Our Hunter 340 came with a heat exchanger and blower to make use of engine heat, but that’s only useful when the Yanmar is running (incidentally, it also heats the hot water too). I have a little car 120v forced air heater I picked up on clearance at Canadian Tire. Plugged in it provides fast heat and warms the cabin quickly. It’s rated at 900w and I suppose I could plug it into the inverter but that seems like an awfully destructive thing to do to a battery bank and inverter.
I did some research on cabin heaters and like all things boat, it seems you need to drop roughly $1000. Burning anything in your boat requires venting for exhaust and fresh air intake, so add money for flues, vents and extra time/money for installation. A heater means cutting through your cabin top and headliner then sealing it. You now have another thing to get your rigging caught on and a new tripping hazard!

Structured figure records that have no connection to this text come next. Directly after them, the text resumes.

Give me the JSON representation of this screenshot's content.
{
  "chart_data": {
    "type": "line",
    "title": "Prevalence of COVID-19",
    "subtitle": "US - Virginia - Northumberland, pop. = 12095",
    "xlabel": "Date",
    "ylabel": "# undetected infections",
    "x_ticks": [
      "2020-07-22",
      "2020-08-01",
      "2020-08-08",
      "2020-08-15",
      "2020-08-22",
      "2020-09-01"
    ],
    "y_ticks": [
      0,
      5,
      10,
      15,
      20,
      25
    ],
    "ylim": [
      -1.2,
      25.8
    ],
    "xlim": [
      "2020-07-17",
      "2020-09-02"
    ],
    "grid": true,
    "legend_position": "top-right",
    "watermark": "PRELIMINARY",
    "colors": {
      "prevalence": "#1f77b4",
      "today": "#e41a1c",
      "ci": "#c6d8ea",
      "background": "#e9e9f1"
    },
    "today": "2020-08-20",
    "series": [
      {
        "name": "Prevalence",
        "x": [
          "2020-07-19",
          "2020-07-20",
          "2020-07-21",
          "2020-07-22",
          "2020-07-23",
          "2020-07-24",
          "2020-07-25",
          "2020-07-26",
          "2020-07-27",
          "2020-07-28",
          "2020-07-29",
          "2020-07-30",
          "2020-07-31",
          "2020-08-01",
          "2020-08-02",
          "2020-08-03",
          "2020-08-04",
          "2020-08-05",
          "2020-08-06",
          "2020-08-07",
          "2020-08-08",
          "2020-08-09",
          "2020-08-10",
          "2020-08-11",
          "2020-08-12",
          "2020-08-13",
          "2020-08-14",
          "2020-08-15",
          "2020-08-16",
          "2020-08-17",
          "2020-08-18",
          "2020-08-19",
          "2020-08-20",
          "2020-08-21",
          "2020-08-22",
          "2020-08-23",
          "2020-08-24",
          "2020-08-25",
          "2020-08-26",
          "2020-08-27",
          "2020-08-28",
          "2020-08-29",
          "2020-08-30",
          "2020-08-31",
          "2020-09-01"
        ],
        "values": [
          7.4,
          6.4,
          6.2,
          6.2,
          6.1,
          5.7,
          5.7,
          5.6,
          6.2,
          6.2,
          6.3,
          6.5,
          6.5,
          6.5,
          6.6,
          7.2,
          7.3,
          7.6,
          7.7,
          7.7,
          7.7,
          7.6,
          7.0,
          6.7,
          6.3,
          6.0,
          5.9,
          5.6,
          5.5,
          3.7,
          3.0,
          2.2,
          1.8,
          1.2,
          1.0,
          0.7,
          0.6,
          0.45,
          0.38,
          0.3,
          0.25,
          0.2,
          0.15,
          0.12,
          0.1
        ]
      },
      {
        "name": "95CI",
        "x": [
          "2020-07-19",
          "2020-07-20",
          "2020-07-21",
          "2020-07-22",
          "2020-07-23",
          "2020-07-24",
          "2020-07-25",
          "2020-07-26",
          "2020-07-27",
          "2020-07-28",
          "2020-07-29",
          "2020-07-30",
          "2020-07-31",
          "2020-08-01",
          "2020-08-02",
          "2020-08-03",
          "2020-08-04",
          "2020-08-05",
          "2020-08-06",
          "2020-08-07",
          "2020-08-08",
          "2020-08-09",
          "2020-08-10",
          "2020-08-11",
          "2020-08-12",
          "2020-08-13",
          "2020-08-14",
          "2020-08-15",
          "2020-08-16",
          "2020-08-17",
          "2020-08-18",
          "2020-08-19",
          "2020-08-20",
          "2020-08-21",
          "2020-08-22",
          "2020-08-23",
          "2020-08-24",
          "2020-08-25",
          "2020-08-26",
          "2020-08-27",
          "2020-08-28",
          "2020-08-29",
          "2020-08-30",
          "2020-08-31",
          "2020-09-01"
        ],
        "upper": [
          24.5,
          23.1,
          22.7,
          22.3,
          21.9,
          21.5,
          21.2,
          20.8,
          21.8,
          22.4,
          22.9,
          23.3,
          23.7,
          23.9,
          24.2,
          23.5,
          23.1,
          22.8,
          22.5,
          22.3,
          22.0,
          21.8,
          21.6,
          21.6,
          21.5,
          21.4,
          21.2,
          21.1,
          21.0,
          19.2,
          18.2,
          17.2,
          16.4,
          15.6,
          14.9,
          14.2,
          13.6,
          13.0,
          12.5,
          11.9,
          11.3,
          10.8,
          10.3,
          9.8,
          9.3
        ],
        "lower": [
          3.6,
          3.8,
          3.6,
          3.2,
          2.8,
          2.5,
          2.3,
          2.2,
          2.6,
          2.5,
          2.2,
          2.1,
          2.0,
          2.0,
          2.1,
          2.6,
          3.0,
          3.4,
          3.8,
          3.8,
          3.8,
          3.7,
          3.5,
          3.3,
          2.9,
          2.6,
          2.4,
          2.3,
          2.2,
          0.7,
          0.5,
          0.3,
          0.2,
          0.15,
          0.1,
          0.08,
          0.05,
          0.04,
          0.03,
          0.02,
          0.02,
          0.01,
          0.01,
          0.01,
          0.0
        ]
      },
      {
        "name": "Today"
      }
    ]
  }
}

My first thought was a wall mounted propane/kerosene/diesel heater. Seems the Force 10 Cozy Cabin (now a Dixon/Sig product out of Vancouver) runs $600 plus tax plus plus. Forum feed back is that this propane heater is not sealed and propane is a very moist fuel. This means that after several hours you will see quite a bit of moisture buildup inside the cabin.
The Dixon Newport received very good reviews, but again, $800 plus plus…. and it requires 12v for the fan and needs 4′ of clearance from the ceiling…. There is the solid fuel version that might work for the occasional heating, but carrying sticks and charcoal seems redundant when I already have propane and diesel onboard. It’s also big and ugly.
More surfing led me to find the Danish Refleks diesel stoves. Apparently, they are the cat’s meow, the bee’s knees. Simple, efficient and well built.
Alas, they are over $1,000 for the baby wall mounted unit. Most are stove topped and would be perfect in a larger boat with a bit of floor space to mount it.
There doesn’t appear to be a Canadian Distributor, but they are available in the EU. Here’s a fun video about Refleks from an entertaining and industrious Dane.
Finally, I looked at used truck diesel heaters from Webasto and ESPAR. These units are widly available and burn diesel and are fan driven with thermostats. They cost over $1,000 new but can be had for three to five hundred off ebay in various states of neglect. I have read they need frequent cleaning (glow plugs) but are generally very reliable if taken care of. Of course, they need an appropriate space, to be wired, plumbed and upgraded to marine standards if you have a truck version. If you are brave enough to take on this on the upside is you can tee into your main diesel tank, so no axillary tank to locate and fill. Finally just set the thermostat and crawl up with book, all very civilized.